Question

INSTRUCTIONS: Each of the pairs of linear equations in slope form will have either one solution (they intersect), no solution (they are parallel), or infinitely many solutions (they are the same thing). Based on the given slopes and intercepts, which are which?

y = 7x + 5 and y = 7x + 5
A. One Solution
B. No Solution
C. Infinite Solutions

y = 3x + 2 and y = 3x + 7
A. One Solution
B. No Solution
C. Infinite Solutions

y = 5x + 3 and y = 3x + 5
A. One Solution
B. No Solution
C. Infinite Solutions

Answer 1

The first pair of equations have infinite solutions, the second pair has no solution, and the third pair has one solution.

Step-by-step explanation:

The first pair of equations, y = 7x + 5 and y = 7x + 5, are the same equation. They have the same slope (7) and the same y-intercept (5). Therefore, they have infinite solutions.
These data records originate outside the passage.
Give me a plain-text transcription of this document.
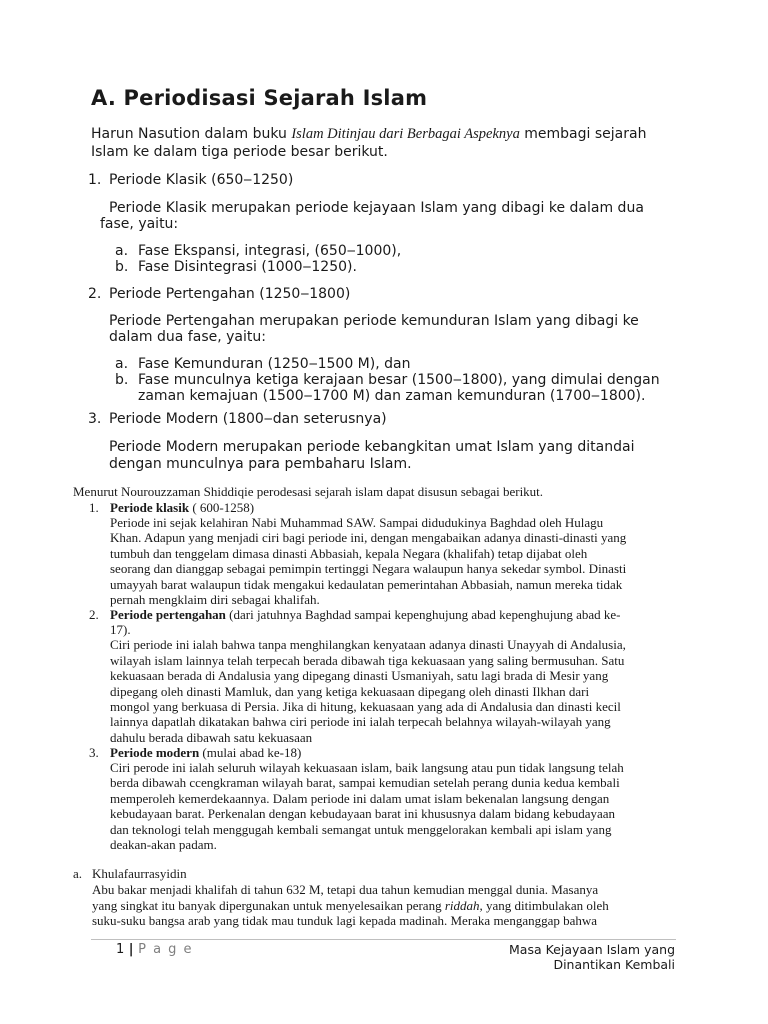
A. Periodisasi Sejarah Islam
Harun Nasution dalam buku Islam Ditinjau dari Berbagai Aspeknya membagi sejarah Islam ke dalam tiga periode besar berikut.
1. Periode Klasik (650‒1250)
Periode Klasik merupakan periode kejayaan Islam yang dibagi ke dalam dua
fase, yaitu:
a. Fase Ekspansi, integrasi, (650‒1000),
b. Fase Disintegrasi (1000‒1250).
2. Periode Pertengahan (1250‒1800)
Periode Pertengahan merupakan periode kemunduran Islam yang dibagi ke
dalam dua fase, yaitu:
a. Fase Kemunduran (1250‒1500 M), dan
b. Fase munculnya ketiga kerajaan besar (1500‒1800), yang dimulai dengan
zaman kemajuan (1500‒1700 M) dan zaman kemunduran (1700‒1800).
3. Periode Modern (1800‒dan seterusnya)
Periode Modern merupakan periode kebangkitan umat Islam yang ditandai
dengan munculnya para pembaharu Islam.
Menurut Nourouzzaman Shiddiqie perodesasi sejarah islam dapat disusun sebagai berikut.
1. Periode klasik ( 600-1258)
Periode ini sejak kelahiran Nabi Muhammad SAW. Sampai didudukinya Baghdad oleh Hulagu
Khan. Adapun yang menjadi ciri bagi periode ini, dengan mengabaikan adanya dinasti-dinasti yang
tumbuh dan tenggelam dimasa dinasti Abbasiah, kepala Negara (khalifah) tetap dijabat oleh
seorang dan dianggap sebagai pemimpin tertinggi Negara walaupun hanya sekedar symbol. Dinasti
umayyah barat walaupun tidak mengakui kedaulatan pemerintahan Abbasiah, namun mereka tidak
pernah mengklaim diri sebagai khalifah.
2. Periode pertengahan (dari jatuhnya Baghdad sampai kepenghujung abad kepenghujung abad ke-
17).
Ciri periode ini ialah bahwa tanpa menghilangkan kenyataan adanya dinasti Unayyah di Andalusia,
wilayah islam lainnya telah terpecah berada dibawah tiga kekuasaan yang saling bermusuhan. Satu
kekuasaan berada di Andalusia yang dipegang dinasti Usmaniyah, satu lagi brada di Mesir yang
dipegang oleh dinasti Mamluk, dan yang ketiga kekuasaan dipegang oleh dinasti Ilkhan dari
mongol yang berkuasa di Persia. Jika di hitung, kekuasaan yang ada di Andalusia dan dinasti kecil
lainnya dapatlah dikatakan bahwa ciri periode ini ialah terpecah belahnya wilayah-wilayah yang
dahulu berada dibawah satu kekuasaan
3. Periode modern (mulai abad ke-18)
Ciri perode ini ialah seluruh wilayah kekuasaan islam, baik langsung atau pun tidak langsung telah
berda dibawah ccengkraman wilayah barat, sampai kemudian setelah perang dunia kedua kembali
memperoleh kemerdekaannya. Dalam periode ini dalam umat islam bekenalan langsung dengan
kebudayaan barat. Perkenalan dengan kebudayaan barat ini khususnya dalam bidang kebudayaan
dan teknologi telah menggugah kembali semangat untuk menggelorakan kembali api islam yang
deakan-akan padam.
a. Khulafaurrasyidin
Abu bakar menjadi khalifah di tahun 632 M, tetapi dua tahun kemudian menggal dunia. Masanya
yang singkat itu banyak dipergunakan untuk menyelesaikan perang riddah, yang ditimbulakan oleh
suku-suku bangsa arab yang tidak mau tunduk lagi kepada madinah. Meraka menganggap bahwa
1 | P a g e	Masa Kejayaan Islam yang
Dinantikan Kembali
The second pair of equations, y = 3x + 2 and y = 3x + 7, have the same slope (3) but different y-intercepts (2 and 7). Since they have different y-intercepts, the lines are parallel. Therefore, they have no solution.

The third pair of equations, y = 5x + 3 and y = 3x + 5, have different slopes (5 and 3) and different y-intercepts (3 and 5). Therefore, they intersect at exactly one point. Therefore, they have one solution.